La versione di Louis Dassilva
Dassilva ha iniziato il suo racconto parlando delle sue esperienze passate. Ha svolto il servizio militare nella gendarmeria del Senegal per due anni. Successivamente, ha lavorato nella vigilanza per la sicurezza di un diplomatico americano. Dopo essere sfuggito a una banda armata, è fuggito in Libia, dove è stato arrestato. In carcere, è stato costretto a partecipare ad alcuni incontri di pugilato.
Tornando al caso, Dassilva ha affermato che Manuela Bianchi gli aveva detto di essere trattata male dalla famiglia. Si è basato solo su quanto lei gli raccontava. Manuela gli aveva riferito di non essere stata accettata dai parenti del marito. La causa dei problemi di accettazione era, a suo dire, Pierina Paganelli. Dassilva era a conoscenza del fatto che la suocera parlasse male della nuora. Sua moglie gli aveva detto di aver sentito delle conversazioni della Pierina inerenti alla Bianchi. La vicina parlava al telefono male di Manuela. Successivamente, la invitò a casa loro per riferirle quanto aveva ascoltato. Stando a quanto gli diceva Manuela, Pierina Paganelli non le voleva bene, mentre lei sì.
Il giorno dell'omicidio, il sacco con i vestiti insanguinati era stato preso da Manuela. Dassilva e sua moglie se ne accorsero dopo, quando Valeria (presumibilmente la moglie) ricevette un messaggio. La mattina del 3 ottobre 2023, Manuela era venuta a casa sua dopo che lui aveva avuto un incidente. Gli aveva portato delle brioches. Su richiesta della moglie, aveva restituito i vestiti. Nel pomeriggio, dopo essere stato alla Municipale per la questione dell'incidente, si affacciò al terrazzo. Vide Loris che lo invitava a salire in casa Bianchi per parlare dei danni alla moto. Andò nell'appartamento, dove oltre ai due fratelli Bianchi c'era Giorgia. Parlò con Loris sul terrazzo, mentre Manuela aveva preparato dei salatini. Uscì senza ricordare l'ora. Non sapeva che la sera prima c'era l'adunanza dei Testimoni di Geova. Nessuno gli aveva detto che Giorgia stava poco bene. Terminata la conversazione, scese in garage con l'ascensore.
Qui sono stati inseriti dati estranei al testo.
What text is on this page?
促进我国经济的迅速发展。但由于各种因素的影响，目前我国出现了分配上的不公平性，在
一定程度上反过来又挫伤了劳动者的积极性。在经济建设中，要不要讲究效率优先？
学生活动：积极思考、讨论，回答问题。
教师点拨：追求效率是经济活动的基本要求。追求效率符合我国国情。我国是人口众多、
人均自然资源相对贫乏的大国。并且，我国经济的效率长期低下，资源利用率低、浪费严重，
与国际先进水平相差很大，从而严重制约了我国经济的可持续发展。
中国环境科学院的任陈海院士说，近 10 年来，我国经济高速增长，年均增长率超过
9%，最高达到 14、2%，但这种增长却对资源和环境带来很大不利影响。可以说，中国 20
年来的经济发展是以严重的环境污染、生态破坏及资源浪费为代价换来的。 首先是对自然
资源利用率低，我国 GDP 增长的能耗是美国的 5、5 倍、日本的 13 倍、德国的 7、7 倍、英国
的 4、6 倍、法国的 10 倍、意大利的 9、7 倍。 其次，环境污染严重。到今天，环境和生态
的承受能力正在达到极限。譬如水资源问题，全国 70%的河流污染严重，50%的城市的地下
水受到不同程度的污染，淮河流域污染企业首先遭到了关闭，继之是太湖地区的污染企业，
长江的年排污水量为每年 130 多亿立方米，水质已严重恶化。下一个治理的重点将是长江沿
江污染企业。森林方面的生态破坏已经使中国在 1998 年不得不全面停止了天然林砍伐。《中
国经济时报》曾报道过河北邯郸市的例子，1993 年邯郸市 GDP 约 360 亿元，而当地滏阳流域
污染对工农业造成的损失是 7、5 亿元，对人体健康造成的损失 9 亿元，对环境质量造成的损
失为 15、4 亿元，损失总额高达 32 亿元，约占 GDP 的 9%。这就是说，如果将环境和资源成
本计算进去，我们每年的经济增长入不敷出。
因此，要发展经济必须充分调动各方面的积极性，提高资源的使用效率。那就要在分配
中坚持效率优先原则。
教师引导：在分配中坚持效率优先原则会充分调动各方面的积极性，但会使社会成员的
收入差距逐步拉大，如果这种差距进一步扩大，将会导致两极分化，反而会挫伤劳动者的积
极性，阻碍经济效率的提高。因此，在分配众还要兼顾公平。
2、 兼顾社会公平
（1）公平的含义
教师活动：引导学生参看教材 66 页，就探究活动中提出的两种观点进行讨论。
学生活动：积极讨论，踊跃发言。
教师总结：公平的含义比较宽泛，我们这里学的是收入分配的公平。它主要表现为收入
Dassilva ha proseguito il suo racconto, descrivendo le ore che precedono il delitto. Guardarono la televisione, poi sua moglie andò a letto. Lui si sdraiò sul divano. Non andò a dormire con lei perché la sera prima lo aveva svegliato nel sonno. Stava più comodo sul divano e per tutta la sera non uscì sul terrazzo. La mattina del 4 aveva in programma di vedersi con Manuela, senza aver ancora deciso dove, ma probabilmente a casa sua. Si accordavano il giorno prima o la mattina stessa. Non era sicuro, ma la chat con cui comunicavano l'aveva creata Manuela. La sera del 3, Manuela lo aveva contattato per sapere se il giorno dopo si sarebbero visti. Lui, per non metterle pressione, aveva risposto che non sapeva se sua moglie sarebbe andata a lavorare o meno. Era una scusa per non metterle pressione. Il giorno 4 la aspettava per il loro incontro di sesso, aspettando che lo chiamasse per confermare. Quella sera, tuttavia, il suo unico pensiero era per la moto distrutta. Non ricordava se lei gli avesse scritto o se lui le avesse risposto.
Non ricordava se quella sera avesse guardato qualcosa su YouTube. Con sua moglie, giorni dopo, cercò di ricordare cosa avevano visto. Il 30 ottobre, durante un incontro con Davide Barzan, quest'ultimo gli fece sentire Manuela. Lei gli suggeriva cosa rispondere in caso di interrogatorio. In particolare, di non parlare della loro relazione extraconiugale e dei soldi che le aveva dato. Durante la loro relazione, le aveva sempre dato soldi o fatto regali. Era preoccupato per l'indagine perché era stato uno dei primi a trovare il cadavere, ma non per la relazione. Anche quando la questione venne fuori durante una trasmissione televisiva, continuò a negare davanti a sua moglie.
Dopo quattro ore di domande serrate, il presidente ha sospeso l'udienza per la pausa pranzo.